Wayne Woolsey and Dean of the School of Business Anand Desai wait to take photos with the rendering of the new building which will be the future home of the Barton School of Business.

Wichita oilman Wayne Woolsey and his wife, Kay, announced Wednesday that they will make a $12 million cash donation to Wichita State — the largest such gift in school history, according to the WSU Foundation.

The Woolsey’s lead gift of $10 million will go towards building a new home on Innovation Campus for the W. Frank Barton School of Business, which will be named Wayne and Kay Woolsey Hall in the couple’s honor. The remaining $2 million will be donated to the geology department for the petroleum geology program and to provide scholarships for field-camp experience.

Wayne Woolsey, 87, is the founder and chairman of Woolsey Companies, an oil and natural gas exploration and production company that drills in Kansas, Oklahoma, and Texas. He is also an inductee into both the Kansas Oil & Gas Hall of Fame and the Kansas Oil Museum.

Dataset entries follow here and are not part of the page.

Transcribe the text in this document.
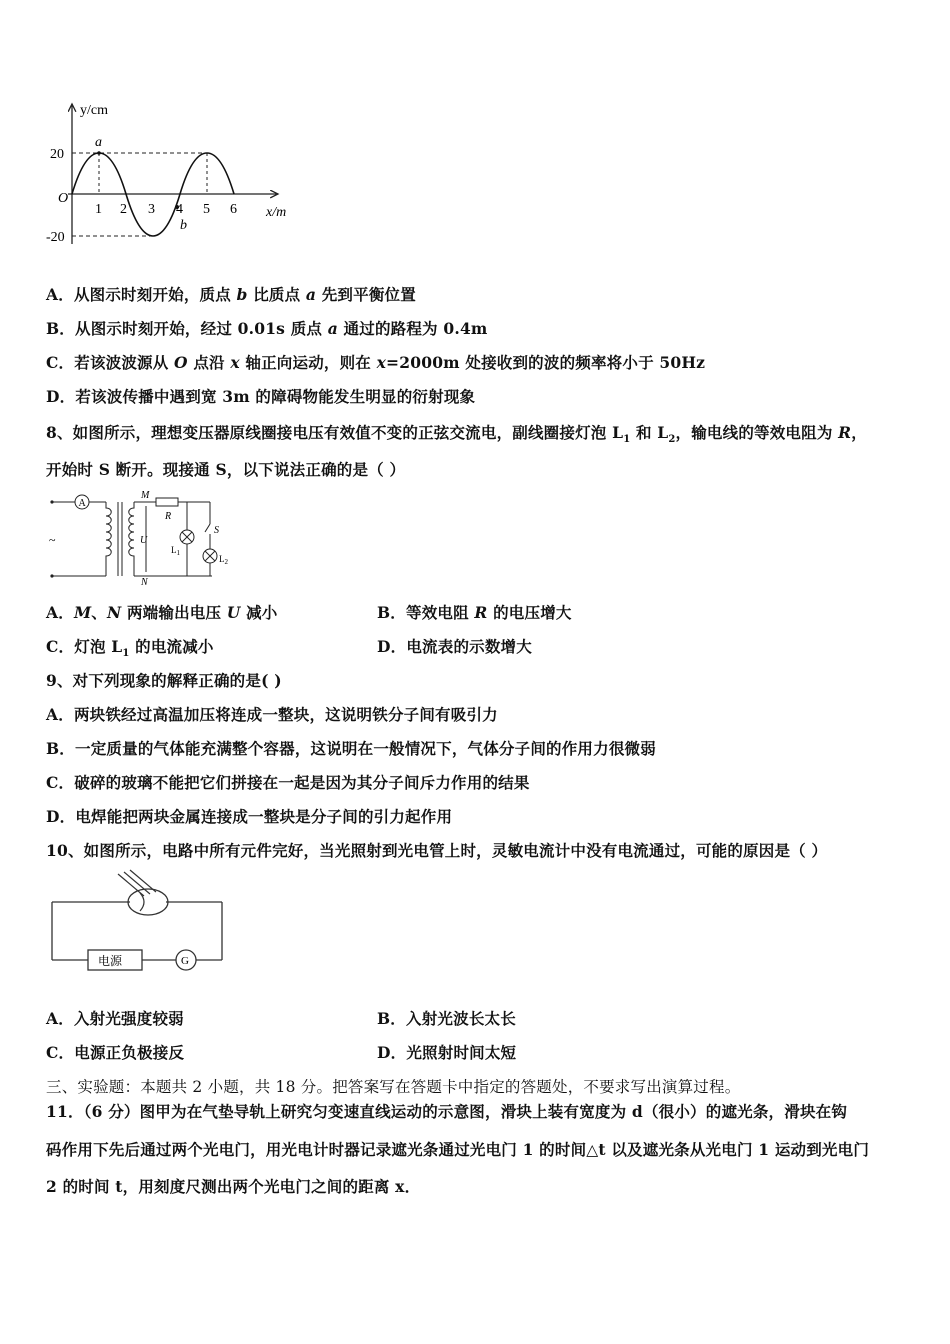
y/cm
x/m
O
20
-20
1 2 3 4 5 6
a
b
A．从图示时刻开始，质点 b 比质点 a 先到平衡位置
B．从图示时刻开始，经过 0.01s 质点 a 通过的路程为 0.4m
C．若该波波源从 O 点沿 x 轴正向运动，则在 x=2000m 处接收到的波的频率将小于 50Hz
D．若该波传播中遇到宽 3m 的障碍物能发生明显的衍射现象
8、如图所示，理想变压器原线圈接电压有效值不变的正弦交流电，副线圈接灯泡 $L_1$ 和 $L_2$，输电线的等效电阻为 R，
开始时 S 断开。现接通 S，以下说法正确的是（ ）
A
~
M
N
R
U
S
$L_1$
$L_2$
A．M、N 两端输出电压 U 减小	B．等效电阻 R 的电压增大
C．灯泡 $L_1$ 的电流减小	D．电流表的示数增大
9、对下列现象的解释正确的是( )
A．两块铁经过高温加压将连成一整块，这说明铁分子间有吸引力
B．一定质量的气体能充满整个容器，这说明在一般情况下，气体分子间的作用力很微弱
C．破碎的玻璃不能把它们拼接在一起是因为其分子间斥力作用的结果
D．电焊能把两块金属连接成一整块是分子间的引力起作用
10、如图所示，电路中所有元件完好，当光照射到光电管上时，灵敏电流计中没有电流通过，可能的原因是（ ）
电源	G
A．入射光强度较弱	B．入射光波长太长
C．电源正负极接反	D．光照射时间太短
三、实验题：本题共 2 小题，共 18 分。把答案写在答题卡中指定的答题处，不要求写出演算过程。
11．（6 分）图甲为在气垫导轨上研究匀变速直线运动的示意图，滑块上装有宽度为 d（很小）的遮光条，滑块在钩
码作用下先后通过两个光电门，用光电计时器记录遮光条通过光电门 1 的时间△t 以及遮光条从光电门 1 运动到光电门
2 的时间 t，用刻度尺测出两个光电门之间的距离 x．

Although neither of the Woolseys attended WSU, their son, Marc, is a graduate of the Barton School of Business.

“I’ve been fortunate to find success in a field that I enjoy a great deal, and I view this gift as something that will help develop other successful entrepreneurs and business leaders,” Wayne Woolsey said in a university press release. “A great business school facility at Wichita State will strengthen our workforce and our economy, and that is worth investing in.”

Groundbreaking on the 136,000-square-foot facility is expected to begin in 2019, according to the press release, and the Woosley’s donation brings the total amount raised for the business school to $21.5 million. The project is expected to cost roughly $50 million.

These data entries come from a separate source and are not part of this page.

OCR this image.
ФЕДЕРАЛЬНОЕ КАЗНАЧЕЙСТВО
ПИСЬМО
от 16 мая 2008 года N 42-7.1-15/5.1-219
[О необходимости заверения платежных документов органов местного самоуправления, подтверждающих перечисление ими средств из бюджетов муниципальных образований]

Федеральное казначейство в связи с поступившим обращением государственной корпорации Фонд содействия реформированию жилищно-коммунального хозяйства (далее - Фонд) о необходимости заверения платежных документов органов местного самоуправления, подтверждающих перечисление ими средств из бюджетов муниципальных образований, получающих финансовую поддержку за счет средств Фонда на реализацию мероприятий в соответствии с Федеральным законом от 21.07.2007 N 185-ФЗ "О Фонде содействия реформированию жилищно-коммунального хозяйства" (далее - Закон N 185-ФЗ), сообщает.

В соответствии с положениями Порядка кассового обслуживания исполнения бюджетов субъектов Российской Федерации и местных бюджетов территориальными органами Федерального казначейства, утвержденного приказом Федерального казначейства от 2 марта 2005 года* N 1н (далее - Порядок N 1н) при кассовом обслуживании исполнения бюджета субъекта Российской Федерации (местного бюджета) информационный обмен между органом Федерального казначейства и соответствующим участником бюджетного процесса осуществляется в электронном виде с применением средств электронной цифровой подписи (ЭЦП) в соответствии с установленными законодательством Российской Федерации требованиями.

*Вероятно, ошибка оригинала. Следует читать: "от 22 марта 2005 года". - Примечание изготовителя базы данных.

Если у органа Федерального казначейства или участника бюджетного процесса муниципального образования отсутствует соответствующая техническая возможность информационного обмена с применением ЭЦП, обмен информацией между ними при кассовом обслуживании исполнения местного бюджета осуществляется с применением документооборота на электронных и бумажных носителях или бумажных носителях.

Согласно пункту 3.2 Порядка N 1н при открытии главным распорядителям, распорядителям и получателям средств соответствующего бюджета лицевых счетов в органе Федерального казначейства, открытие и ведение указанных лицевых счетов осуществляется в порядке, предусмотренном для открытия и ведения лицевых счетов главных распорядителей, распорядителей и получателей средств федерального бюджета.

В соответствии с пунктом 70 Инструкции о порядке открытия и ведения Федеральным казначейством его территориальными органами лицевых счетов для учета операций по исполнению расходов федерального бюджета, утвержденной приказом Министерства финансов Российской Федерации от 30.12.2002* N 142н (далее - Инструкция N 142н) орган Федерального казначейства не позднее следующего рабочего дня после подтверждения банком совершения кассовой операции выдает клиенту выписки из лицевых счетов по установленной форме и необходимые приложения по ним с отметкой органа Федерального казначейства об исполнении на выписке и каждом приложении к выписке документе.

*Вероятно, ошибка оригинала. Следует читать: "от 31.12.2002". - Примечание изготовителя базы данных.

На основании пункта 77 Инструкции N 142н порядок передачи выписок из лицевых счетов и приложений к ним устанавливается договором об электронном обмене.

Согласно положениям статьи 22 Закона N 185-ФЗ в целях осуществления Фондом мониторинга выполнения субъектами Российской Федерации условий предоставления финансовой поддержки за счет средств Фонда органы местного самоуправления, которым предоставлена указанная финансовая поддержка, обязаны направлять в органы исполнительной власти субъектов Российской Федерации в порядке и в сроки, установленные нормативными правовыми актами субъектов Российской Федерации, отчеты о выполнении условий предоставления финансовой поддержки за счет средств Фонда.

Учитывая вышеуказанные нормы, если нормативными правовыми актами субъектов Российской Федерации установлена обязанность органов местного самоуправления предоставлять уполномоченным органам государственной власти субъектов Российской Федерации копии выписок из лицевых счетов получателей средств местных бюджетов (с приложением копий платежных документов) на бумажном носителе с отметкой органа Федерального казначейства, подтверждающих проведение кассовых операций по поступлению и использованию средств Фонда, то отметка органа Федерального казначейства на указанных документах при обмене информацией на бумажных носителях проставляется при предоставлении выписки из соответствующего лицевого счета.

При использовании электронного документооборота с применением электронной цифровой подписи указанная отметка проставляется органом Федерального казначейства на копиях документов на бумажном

“The mission of the W. Frank Barton School of Business is to be a national model for research, knowledge transfer, and applied business learning,” Anand Desai, dean of the business school, said. “Wayne, through your generous lead gift, we will build a new facility that will propel us towards this mission.”

WSU Foundation President Elizabeth King said the new facility’s location on Innovation Campus will foster an environment of hands-on learning.

“One of the exciting things about the new business school building is that it will be located on the Innovation Campus,” King said. “It will be very close to the Experiential Engineering Building as well as to the new buildings that all of our partners — Spirit and Airbus and other partners in the industry — so students have closer proximity to industry.”

The facility will house the new Koch-funded Institute for the Study of Economic Growth and the Koch Global Trading Center.

Koch Industries CFO Steven Feilmeier was on hand for the announcement. He said Clinton Hall, which currently houses the Barton School of Business, “served its purpose,” but that it’s time for a new facility.

“We’re grateful for Clinton Hall, but things have changed dramatically,” said Feilmeier, who attended WSU starting in 1979.

“Clinton Hall is not conducive to having interactions with other disciplines that are across the college,” Feilmeier said. “Being on the Innovation Campus in a new facility architected in a way that will enable these kind of interactions to happen for students early on — waiting until you’re in business to get this kind of education, that’s not going to work.”

Prior to the Woolseys’ $12 million, the largest donation WSU had ever received was an $11.25 million gift from Koch Industries and the Fred and Mary Koch Foundation in 2014.